These mysterious holes can normally be located within large craters that are ranging in size from about 5 meters to more than 900 meters in diameter and many of them may well be entrances to what are called Lunar Lava Tubes.
Lave tubes are also common here on Earth and are formed wherever there has been volcanic activity. As lava flows from the volcano the surface cools down forming a hardened crust that contains the lava flow beneath like an underground river of molten rock. Then if conditions are right the lava empties leaving a hollow tube-like void below the surface.
Eventually patches of the tube sealing might collapse creating a circular hole that is called a skylight and these are the holes that have been discovered scattered across the lunar landscapes. Although the moon’s surface is now a grey dead environment, but 3 to 4 billion years ago it would have looked very different. The large dark patches that are visible on the moon are called Lunar Maria which is a Latin word for seas, but on the moon there are obviously not vast bodies of water but instead ancient plains of solidified lava.
Along the boundaries between these darkened areas under the lunar highlands are thought to be enormous subsurface lava tubes that could potentially one day be used as enclosures for future human habitats. The cave systems would offer shielding from dangerous cosmic radiation, protection from micro-meteorite bombardments and also an environment for human-friendly temperatures.
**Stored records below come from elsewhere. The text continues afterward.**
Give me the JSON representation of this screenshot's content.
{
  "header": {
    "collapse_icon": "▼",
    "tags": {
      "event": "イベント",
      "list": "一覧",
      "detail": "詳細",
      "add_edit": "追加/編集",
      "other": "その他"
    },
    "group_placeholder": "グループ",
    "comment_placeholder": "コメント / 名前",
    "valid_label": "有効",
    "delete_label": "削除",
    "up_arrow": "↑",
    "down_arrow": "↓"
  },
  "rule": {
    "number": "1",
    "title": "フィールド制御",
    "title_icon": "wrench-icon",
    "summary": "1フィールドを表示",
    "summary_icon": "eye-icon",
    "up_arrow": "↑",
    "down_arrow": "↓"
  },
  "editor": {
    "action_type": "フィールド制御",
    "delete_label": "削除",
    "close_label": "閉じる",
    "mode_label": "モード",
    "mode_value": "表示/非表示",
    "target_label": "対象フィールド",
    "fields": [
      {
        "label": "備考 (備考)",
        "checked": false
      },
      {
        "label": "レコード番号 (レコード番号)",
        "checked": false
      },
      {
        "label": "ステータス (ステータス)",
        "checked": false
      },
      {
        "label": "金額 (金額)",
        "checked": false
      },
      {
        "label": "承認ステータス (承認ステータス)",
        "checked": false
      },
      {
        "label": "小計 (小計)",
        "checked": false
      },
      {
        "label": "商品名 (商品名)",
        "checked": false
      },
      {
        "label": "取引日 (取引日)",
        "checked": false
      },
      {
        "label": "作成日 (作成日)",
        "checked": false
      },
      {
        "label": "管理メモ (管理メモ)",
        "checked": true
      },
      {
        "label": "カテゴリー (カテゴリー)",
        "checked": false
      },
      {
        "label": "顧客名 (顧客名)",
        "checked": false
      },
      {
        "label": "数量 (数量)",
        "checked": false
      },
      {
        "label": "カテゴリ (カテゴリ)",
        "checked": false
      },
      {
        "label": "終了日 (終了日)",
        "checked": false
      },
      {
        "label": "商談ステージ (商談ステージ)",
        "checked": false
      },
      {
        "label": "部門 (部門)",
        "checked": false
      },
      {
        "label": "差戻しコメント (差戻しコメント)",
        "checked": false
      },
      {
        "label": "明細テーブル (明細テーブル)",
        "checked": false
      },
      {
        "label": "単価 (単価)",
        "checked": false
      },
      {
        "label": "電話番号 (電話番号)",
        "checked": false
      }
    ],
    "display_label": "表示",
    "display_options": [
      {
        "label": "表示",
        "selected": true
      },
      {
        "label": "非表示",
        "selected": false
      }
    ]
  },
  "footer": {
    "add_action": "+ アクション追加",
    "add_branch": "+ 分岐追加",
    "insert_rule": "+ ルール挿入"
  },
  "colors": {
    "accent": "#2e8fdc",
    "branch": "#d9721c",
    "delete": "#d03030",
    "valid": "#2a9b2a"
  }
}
On the moon, the temperature can be extreme, from below -150 degrees Celsius at night to above 100 degrees Celsius during the day. But building a lunar base under just 40 meters or more by salt rock could mean a stable temperature of just -20 degrees Celsius. Although a lunar base on the moon maybe something for future human generations to experience, with our current technology we may still be able to see what is inside of these mysterious cave entrances.
A NASA mission that has been nicknamed Moon Diver has been proposed and it would send an extreme terrain rover into some of the several deep pits rappelling down the wall to expose the history of the lunar surface, revealing the moon’s volcanic past but also illuminating a potential future human habitat.